Unfortunately that won’t happen here because crypto folks are now learning what the rest of us already knew- that money is extremely highly regulated for a reason. There was a legal framework within which to prosecute Madoff and recover damages.
None of the scamming happening in crypto is even illegal. Pump-and-dump is written plainly into the mission statements of crypto companies. It is their stated business model. Nobody is even trying to hide it. Being independent of any borders, this may never get fixed. It may remain forever the financial chaos of the 1800s in crypto.
It’s hard to overstate the structural issues. A friend of mine knew a younger guy from his MBA program who did a full send on meme stocks in a year or two back with everything he could borrow/leverage. It worked out for him, but his backup plan was bankruptcy.
This was someone with a high level understanding of finance, who would probably get a job which pays in the top 10% pretty quickly. However, he saw it as his only chance to own property in Canada reasonably young, and that bankruptcy didn’t mean much as he didn’t have any assets to risk, and he could easily explain the economics of his game if it hadn’t of worked out.

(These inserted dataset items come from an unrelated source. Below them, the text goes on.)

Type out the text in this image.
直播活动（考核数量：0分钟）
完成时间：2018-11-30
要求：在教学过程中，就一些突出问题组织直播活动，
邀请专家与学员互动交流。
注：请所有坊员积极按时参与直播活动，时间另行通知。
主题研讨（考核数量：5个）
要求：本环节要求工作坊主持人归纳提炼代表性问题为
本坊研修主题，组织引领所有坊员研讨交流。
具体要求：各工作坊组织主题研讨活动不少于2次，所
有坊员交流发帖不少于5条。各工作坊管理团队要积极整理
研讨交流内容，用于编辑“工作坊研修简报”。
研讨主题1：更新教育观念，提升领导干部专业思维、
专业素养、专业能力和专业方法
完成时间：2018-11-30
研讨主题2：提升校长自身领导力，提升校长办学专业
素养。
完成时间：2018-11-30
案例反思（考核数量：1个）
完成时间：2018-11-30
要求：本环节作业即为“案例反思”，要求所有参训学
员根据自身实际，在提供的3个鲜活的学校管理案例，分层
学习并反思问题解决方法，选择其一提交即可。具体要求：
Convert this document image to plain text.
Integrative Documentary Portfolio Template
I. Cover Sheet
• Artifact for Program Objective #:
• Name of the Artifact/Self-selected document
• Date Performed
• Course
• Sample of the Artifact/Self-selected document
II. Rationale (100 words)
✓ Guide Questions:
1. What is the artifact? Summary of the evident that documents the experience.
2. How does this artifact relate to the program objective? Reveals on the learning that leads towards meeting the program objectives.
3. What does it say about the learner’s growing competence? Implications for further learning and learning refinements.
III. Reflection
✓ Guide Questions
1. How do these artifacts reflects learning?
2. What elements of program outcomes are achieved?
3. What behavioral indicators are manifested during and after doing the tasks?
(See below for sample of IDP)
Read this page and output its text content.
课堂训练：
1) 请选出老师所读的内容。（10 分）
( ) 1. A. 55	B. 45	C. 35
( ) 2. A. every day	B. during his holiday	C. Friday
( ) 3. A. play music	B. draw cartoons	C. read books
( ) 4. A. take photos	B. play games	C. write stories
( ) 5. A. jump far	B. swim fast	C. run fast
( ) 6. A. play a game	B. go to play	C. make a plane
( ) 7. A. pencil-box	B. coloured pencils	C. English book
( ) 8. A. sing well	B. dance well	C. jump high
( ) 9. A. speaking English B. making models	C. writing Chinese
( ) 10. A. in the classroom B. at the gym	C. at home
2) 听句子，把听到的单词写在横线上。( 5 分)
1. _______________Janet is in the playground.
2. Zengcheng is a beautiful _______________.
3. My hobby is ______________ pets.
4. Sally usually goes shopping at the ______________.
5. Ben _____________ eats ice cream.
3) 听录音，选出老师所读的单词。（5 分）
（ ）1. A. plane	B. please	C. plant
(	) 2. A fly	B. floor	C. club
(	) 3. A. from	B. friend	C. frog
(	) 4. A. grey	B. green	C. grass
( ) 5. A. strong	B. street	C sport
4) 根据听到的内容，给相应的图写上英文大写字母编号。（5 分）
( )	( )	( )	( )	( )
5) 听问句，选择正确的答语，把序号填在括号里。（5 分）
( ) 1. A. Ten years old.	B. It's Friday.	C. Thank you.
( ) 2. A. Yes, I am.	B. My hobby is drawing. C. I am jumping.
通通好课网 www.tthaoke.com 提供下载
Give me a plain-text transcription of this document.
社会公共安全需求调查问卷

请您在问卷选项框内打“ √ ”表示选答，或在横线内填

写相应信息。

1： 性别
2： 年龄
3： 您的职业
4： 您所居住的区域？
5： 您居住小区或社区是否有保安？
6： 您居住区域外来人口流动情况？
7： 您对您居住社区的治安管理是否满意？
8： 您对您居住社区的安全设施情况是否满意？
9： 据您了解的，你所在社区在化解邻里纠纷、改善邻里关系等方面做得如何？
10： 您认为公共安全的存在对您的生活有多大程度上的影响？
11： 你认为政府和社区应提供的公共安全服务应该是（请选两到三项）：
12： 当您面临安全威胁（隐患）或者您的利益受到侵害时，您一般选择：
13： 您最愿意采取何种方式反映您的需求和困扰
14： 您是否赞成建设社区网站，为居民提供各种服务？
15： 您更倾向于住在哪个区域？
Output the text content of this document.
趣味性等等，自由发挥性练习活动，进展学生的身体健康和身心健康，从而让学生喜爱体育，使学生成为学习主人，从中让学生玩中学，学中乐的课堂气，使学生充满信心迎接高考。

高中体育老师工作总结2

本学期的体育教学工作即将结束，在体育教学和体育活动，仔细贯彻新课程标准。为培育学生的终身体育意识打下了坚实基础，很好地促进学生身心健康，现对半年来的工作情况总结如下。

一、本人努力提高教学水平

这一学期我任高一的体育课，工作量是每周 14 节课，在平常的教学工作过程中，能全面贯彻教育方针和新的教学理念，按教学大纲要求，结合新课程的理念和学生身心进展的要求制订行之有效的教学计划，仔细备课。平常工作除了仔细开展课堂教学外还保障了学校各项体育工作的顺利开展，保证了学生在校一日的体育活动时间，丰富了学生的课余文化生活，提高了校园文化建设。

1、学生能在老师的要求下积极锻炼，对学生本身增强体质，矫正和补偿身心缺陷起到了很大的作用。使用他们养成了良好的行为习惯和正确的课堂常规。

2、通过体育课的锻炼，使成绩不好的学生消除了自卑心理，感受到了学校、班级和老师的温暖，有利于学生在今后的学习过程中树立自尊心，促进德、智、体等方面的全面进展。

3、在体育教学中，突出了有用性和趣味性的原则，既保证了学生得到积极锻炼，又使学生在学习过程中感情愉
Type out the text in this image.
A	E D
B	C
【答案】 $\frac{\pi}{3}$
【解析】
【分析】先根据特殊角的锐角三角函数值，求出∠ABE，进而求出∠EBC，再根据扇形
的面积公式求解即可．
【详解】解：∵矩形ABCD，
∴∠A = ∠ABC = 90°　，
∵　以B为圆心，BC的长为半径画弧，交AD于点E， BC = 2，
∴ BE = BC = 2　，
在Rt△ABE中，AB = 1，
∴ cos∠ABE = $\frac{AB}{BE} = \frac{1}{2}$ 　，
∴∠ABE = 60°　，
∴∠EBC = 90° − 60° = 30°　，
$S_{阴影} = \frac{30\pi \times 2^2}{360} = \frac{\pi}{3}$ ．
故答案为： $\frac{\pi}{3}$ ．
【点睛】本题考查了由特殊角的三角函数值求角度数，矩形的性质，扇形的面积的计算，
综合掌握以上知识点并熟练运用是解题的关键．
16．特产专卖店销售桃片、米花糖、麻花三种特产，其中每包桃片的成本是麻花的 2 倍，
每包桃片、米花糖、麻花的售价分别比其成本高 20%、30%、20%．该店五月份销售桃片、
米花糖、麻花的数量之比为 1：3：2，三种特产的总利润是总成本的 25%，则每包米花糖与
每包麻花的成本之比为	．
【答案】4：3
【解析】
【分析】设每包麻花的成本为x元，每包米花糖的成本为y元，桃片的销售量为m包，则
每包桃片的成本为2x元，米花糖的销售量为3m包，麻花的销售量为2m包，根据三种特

With housing haven gotten even more out of reach even for top earners, I’m can’t really say what he did wasn’t a smart move. He knew there wasn’t real value and got out early and always had trailing stops/etc. It just points to horrible structural problems in the economy that gambling with bankruptcy when you don’t have assets looks like a sensible way to achieve a lifestyle that your parents had with mid-range earning jobs. It’s even more telling that an MBA program helped him come to this conclusion.
Really, it’s just a easier entry point to scams for the same people who became Uber drivers. Check out the “Uber Papers” on the Guardian et al in the past few days.
The damaging part of the whole scheme is not how it played out to “investors” getting hosed, but how cryptocurrency got securitized in the form of mutual funds and pawned off on institutional investors as secure investments. Entangling all that bullshit with the Nasdaq market and investors who may not have wanted anything to do with it. So yes amateur investors got burned. But so did professional ones and pretty much everyone, by proxy. Just like what happened with toxic mortgage debt from 2003-2008
I hear you. Typically at least for the last 20 years or so, toxic investments have been marketed to the mainstream by bundling them into securities and pawned off on larger institutional investors to diversify their portfolios.
Ratings/Risk Assessment agencies are all self-governing by the industry and thoroughly compromised.
““We’re seeing big players in Wall Street — like the traditional financial institutions, the endowments, the pension trusts — looking at this as a hedge against put from USD or fiat currencies,””
"if the finance industry writ large begins to view digital currencies as a more stable asset class this could change, potentially resulting in the same knock-on affect the housing market crash had during the Great Recession. "
I was apoplectic when I learned one of my pension funds invested heavily in crypto - and not early either. Can’t wait for the quarterly reports on this. There was a window to get in and get out… that closed a long time ago.
One of my brothers (who, thanks to his gf, has gone off the deep-end on facebook about vaccines and everything else), was trying to convince me and my other brother to invest in bitcoin. I’ll have to ask him how that’s worked out for him.
Fortunately(?) my little bro doesn’t have enough money to invest in anything, even if he wanted to, and I already ‘invested’ in bitcoin, by buying one when they were like £70 each. I’ve cashed it out several times over the years, and I think the dregs I have left are still worth more than £70.